I started to think about some of our different practices. For example, we have a period in our worship assembly which we call prayer and praise. For about ten minutes, someone will approach the podium and take praise reports and prayer requests from the congregation. Everyone is welcome to tell us what makes them thankful or what concerns them at that time. Close to 90% of the comments are praise reports (ranging from "I'm thankful for my dog" to "Jesus is coming back"). The remainder consists of prayer requests (ranging from "My neighbor is in the hospital" to "My grandson is in jail").
When someone responds at the end of the service with a need for prayer, the entire congregation goes forward with him or her. The church surrounds the individual and lays hands on him or her as we pray for the person's concerns. If someone confesses faith in Christ and the desire to repent along with a request for baptism, the congregation surrounds him or her after the baptism and everyone gets an opportunity to offer words of encouragement before someone leads us in prayer for the new believer.

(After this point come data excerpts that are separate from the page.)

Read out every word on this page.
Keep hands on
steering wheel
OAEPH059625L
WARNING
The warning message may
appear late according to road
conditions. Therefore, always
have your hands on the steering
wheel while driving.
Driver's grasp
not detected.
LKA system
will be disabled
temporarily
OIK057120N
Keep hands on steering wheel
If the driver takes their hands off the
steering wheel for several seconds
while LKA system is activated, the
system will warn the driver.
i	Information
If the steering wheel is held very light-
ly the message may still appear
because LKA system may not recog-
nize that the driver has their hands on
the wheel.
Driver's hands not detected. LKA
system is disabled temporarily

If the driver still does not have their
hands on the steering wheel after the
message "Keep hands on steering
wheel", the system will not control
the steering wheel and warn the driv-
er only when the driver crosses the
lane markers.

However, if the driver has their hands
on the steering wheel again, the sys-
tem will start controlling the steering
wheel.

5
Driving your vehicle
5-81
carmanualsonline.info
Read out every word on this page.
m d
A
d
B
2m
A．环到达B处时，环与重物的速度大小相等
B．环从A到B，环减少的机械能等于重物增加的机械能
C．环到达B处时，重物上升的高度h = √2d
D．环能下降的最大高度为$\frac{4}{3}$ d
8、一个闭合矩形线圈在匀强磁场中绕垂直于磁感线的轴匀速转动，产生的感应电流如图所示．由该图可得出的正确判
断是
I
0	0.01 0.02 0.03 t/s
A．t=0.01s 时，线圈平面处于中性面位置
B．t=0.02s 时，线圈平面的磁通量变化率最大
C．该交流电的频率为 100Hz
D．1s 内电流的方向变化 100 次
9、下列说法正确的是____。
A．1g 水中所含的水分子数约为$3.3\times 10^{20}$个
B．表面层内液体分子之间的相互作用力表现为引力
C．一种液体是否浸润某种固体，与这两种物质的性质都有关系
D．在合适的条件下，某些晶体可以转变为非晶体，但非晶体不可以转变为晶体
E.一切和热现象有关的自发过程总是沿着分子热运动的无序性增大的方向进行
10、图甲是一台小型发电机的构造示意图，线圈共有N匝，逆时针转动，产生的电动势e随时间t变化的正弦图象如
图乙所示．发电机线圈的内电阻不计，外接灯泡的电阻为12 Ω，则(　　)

Throughout the morning, children (who make up roughly half of the 160 or so people in the assembly) roam the aisles with adults trying to gain some control over the clowns and darlins (as our minister refers to them). It makes for a lively worship service. Since most of the children do not have parents in the assembly, the adults have learned to take responsibility for more than their own children.
Most of the worship service is interactive. In addition to the prayer and praise portion of the service, the children will interact with the children's minister on stage before going to classes after our communion service. During the sermon, members of the congregation will speak to the preacher (whether he asks a question or not). (When I lead the prayer and praise or the communion service, Christopher will stand up front with me. Children tend to like to be on stage with adults. When we visit other churches, I'm always a little concerned that Christopher will not know how to act in a normal church, but he always does fine, despite what he is used to.)
We don't have calm and quiet worship services (except sometimes when the children are in summer camp...but not all the time even then). The Contact Church is a little different, but we always walk away encouraged to live a Christ-honoring lifestyle. It's different, but good.
"Let us hold unswervingly to the hope we profess, for he who promised is faithful. And let us consider how we may spur one another on toward love and good deeds. Let us not give up meeting together, as some are in the habit of doing, but let us encourage one another--and all the more as you see the Day approaching" (Hebrews 10:23-25).